19, 20, 21. O (Kur’an), şüphesiz değerli, güçlü ve Arş’ın sahibi katında itibarlı, orada (meleklerce) itaat edilen, güvenilir bir elçinin (Cebrail’in) getirdiği sözdür.

22.       (Ey Kureyşliler!) Sizin arkadaşınız (Muhammed) bir deli değildir.

23.       Andolsun o, Cebrâil’i apaçık ufukta gördü.

24.       O, gayb hakkında cimri değildir.[2]

25.       Kur’an, kovulmuş şeytanın sözü değildir.

26.       (Hâl böyle iken Kur’an’dan yüz çevirip) nereye gidiyorsunuz?

27, 28. O, âlemler için, içinizden dürüst olmak isteyenler için, ancak bir öğüttür.

29.       Âlemlerin Rabbi olan Allah’ın (size hür irade vermeyi) dilemesi olmadıkça siz dileyemezsiniz.[3]


[1] Bu âyet, “Nefisler eşleştirildiği (iyiler iyilerle, kötüler kötülerle bir araya getirildiği) zaman” şeklinde de meâllendirilebilir.

[2] Âyette, Hz. Peygamberin vahiy yoluyla aldığı bilgileri, hiçbir şey saklamadan, olduğu gibi tebliğ ettiği ifade edilmektedir.

[3] Allah insana hür irade vermeseydi insan dileyemezdi. Ancak O insanın hür irade sahibi olmasını dilemiştir ve insan dileyebilme niteliğine sahiptir.

80 ABESE SÛRESİ

Mekke döneminde inmiştir. 42 âyettir. Sûre, adını birinci âyetteki “abese” fiilinden almıştır. “Abese”, “yüzünü ekşitti” demektir.
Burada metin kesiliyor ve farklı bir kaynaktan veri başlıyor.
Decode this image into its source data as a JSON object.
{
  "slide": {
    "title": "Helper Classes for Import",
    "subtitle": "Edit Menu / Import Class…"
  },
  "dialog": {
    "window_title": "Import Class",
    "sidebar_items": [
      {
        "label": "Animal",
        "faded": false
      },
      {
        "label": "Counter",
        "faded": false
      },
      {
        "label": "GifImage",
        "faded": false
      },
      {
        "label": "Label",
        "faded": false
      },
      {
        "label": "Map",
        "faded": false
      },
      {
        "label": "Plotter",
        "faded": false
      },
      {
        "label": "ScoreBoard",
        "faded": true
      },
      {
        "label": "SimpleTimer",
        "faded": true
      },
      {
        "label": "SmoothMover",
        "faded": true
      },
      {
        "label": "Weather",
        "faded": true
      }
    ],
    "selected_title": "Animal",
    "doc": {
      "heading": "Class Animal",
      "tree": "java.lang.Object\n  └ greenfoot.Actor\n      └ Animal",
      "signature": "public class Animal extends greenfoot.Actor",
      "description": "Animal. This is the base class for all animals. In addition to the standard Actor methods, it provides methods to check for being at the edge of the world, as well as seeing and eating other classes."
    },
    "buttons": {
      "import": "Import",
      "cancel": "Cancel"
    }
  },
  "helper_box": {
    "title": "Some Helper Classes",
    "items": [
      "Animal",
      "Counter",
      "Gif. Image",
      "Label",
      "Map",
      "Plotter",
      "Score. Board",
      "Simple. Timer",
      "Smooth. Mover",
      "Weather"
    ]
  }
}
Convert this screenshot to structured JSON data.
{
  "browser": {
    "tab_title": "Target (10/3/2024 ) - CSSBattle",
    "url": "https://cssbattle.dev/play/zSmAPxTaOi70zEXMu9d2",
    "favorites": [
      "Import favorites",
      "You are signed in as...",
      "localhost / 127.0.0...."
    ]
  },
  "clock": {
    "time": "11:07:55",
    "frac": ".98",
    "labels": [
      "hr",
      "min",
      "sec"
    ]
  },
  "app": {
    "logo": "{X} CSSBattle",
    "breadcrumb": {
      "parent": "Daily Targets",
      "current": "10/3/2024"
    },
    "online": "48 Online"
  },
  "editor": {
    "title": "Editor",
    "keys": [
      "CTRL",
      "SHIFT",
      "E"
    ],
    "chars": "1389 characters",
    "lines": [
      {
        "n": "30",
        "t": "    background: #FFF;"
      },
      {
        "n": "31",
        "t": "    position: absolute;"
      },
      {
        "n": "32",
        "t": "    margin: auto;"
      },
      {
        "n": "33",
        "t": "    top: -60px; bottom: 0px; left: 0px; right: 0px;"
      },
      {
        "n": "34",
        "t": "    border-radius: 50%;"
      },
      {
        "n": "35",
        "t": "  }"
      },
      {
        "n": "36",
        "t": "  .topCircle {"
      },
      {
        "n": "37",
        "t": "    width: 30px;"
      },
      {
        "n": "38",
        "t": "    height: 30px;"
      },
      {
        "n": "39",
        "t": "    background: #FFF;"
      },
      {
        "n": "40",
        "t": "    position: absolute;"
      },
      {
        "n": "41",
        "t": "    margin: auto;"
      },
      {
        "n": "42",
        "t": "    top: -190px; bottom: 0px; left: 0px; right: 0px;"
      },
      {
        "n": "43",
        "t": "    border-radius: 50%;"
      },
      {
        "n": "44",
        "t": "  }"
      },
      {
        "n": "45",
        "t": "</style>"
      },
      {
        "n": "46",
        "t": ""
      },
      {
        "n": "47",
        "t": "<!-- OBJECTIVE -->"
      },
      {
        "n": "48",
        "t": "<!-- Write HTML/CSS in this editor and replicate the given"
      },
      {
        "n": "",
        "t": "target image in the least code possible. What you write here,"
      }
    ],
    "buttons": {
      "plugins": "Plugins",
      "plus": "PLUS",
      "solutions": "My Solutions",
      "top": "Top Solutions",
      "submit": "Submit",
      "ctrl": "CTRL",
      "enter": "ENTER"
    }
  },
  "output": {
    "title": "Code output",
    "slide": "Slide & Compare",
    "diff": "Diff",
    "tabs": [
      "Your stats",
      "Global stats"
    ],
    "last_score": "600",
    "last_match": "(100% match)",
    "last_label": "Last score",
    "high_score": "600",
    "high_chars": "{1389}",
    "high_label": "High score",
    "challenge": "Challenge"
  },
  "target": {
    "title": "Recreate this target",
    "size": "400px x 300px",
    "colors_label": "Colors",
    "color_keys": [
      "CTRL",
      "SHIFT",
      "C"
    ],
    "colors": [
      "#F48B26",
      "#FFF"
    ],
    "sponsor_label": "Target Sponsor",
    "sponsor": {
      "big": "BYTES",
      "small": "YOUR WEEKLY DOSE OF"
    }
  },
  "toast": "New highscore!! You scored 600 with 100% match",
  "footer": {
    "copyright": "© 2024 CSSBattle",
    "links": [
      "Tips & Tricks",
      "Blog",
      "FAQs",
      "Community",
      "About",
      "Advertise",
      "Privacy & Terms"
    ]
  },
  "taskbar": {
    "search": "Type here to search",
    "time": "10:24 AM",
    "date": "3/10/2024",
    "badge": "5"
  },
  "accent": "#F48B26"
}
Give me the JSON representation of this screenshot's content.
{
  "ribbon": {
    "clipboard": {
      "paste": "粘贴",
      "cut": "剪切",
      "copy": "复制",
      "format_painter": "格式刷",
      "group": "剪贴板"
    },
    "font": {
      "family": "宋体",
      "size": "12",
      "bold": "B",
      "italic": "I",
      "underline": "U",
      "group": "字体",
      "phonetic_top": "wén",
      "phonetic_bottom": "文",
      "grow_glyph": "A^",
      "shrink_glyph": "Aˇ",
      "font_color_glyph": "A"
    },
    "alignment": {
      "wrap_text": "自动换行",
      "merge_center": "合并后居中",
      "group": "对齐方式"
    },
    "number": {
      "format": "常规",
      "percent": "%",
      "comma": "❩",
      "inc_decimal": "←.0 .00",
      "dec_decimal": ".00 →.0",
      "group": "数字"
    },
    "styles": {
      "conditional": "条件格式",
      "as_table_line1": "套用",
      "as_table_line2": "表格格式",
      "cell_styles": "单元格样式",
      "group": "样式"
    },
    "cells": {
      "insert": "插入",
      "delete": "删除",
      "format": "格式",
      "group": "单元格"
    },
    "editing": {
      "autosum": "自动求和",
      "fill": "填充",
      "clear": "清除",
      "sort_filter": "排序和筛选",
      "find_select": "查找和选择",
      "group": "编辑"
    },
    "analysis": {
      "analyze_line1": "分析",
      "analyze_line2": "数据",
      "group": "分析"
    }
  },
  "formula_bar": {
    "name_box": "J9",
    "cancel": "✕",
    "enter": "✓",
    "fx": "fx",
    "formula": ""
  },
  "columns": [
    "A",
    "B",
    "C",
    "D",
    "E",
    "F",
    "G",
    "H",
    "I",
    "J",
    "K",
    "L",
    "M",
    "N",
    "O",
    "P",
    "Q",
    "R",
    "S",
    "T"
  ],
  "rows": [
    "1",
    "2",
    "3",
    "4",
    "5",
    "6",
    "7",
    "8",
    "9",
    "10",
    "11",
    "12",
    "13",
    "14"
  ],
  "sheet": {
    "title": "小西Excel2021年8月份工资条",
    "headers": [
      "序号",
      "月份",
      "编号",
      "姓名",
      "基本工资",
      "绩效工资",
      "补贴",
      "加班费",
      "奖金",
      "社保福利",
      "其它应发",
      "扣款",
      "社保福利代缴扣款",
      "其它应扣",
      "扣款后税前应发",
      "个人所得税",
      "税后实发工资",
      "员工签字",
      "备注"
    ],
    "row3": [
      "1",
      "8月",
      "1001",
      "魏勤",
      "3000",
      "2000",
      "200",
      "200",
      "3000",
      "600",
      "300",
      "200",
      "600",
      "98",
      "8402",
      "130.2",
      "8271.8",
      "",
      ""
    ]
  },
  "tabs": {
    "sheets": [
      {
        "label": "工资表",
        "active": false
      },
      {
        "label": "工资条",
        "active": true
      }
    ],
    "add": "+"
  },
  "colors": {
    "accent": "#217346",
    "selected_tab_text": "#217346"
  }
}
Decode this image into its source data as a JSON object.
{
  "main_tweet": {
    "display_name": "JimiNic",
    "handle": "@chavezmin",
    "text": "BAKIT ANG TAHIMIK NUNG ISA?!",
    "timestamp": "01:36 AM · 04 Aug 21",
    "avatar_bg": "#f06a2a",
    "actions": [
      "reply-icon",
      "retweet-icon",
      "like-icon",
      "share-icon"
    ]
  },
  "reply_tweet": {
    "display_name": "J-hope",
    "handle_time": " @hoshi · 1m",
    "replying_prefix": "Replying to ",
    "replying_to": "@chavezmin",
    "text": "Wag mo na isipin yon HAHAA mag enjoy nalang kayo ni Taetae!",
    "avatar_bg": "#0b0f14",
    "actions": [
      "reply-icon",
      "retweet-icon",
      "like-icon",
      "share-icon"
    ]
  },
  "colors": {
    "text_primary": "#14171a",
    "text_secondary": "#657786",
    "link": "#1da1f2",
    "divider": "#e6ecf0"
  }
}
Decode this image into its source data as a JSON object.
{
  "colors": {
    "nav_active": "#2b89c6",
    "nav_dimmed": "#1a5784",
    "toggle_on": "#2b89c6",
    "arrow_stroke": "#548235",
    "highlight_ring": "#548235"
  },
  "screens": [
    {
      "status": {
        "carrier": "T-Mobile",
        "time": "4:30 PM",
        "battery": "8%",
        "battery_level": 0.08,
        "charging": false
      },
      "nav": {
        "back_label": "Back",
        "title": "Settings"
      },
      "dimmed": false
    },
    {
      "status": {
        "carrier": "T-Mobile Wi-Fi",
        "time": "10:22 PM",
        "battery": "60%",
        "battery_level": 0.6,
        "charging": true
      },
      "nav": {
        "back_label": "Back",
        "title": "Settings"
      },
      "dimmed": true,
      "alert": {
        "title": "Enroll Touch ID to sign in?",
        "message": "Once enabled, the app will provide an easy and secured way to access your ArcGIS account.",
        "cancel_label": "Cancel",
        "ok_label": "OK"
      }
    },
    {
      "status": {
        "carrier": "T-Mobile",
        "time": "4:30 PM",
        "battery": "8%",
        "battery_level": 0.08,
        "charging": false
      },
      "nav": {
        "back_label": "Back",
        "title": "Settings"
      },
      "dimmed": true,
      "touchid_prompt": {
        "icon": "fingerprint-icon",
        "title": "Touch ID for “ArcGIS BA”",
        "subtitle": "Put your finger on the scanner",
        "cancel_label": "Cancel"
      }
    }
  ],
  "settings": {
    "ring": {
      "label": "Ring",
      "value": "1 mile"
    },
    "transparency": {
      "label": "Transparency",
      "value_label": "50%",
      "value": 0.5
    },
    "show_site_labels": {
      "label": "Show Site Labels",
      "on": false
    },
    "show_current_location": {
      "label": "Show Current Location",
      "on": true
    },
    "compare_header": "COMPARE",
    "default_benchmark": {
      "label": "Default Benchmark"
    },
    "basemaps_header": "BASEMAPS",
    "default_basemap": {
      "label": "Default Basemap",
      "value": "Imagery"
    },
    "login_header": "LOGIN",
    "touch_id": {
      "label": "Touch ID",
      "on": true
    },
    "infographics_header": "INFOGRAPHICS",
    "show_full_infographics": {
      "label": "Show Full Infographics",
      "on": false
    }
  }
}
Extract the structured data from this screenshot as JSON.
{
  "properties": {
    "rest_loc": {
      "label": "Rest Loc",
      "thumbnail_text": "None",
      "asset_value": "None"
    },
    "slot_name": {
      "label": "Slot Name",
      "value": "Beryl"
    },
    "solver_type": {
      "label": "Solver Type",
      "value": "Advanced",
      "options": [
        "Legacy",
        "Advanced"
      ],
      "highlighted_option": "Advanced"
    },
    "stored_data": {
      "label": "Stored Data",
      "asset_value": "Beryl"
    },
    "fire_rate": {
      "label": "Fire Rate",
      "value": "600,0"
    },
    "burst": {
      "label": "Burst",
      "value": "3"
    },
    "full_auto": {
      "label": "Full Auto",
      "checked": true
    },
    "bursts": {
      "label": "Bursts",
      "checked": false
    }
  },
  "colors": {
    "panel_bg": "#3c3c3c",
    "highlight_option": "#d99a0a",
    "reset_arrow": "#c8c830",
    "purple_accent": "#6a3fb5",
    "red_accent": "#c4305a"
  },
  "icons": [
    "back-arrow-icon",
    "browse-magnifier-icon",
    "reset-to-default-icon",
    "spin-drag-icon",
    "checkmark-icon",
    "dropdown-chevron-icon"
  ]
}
Sûrede başlıca, itikat, peygamberlik, Allah’ın kudreti ve kıyamet hâlleri konu edilmektedir.

Bismillâhirrahmânirrahîm.

1, 2. Kendisine o âmâ geldi diye Peygamber yüzünü ekşitti ve öteye döndü.[1]

3.         (Ey Muhammed!) Ne bilirsin, belki de o arınacak,

4.         Yahut öğüt alacak da bu öğüt kendisine fayda verecek.

5.         Kendini muhtaç hissetmeyene gelince;

6.         Sen, ona yöneliyorsun.

7.         (İstemiyorsa) onun arınmamasından sana ne!

8, 9, 10.           Allah’a karşı derin bir saygıyla korku içinde koşarak sana geleni ise bırakıp, ona aldırmıyorsun.

11.       Hayır, böyle yapma! Çünkü bu (Kur’an) bir öğüttür.

12.       Dileyen ondan öğüt alır.

13, 14, 15, 16. O, şerefli ve sâdık yazıcı meleklerin elindeki yüksek, tertemiz ve çok değerli sahifelerdedir.

17.       Kahrolası (inkârcı) insan! Ne nankördür o!

18.       Allah, onu hangi şeyden yarattı?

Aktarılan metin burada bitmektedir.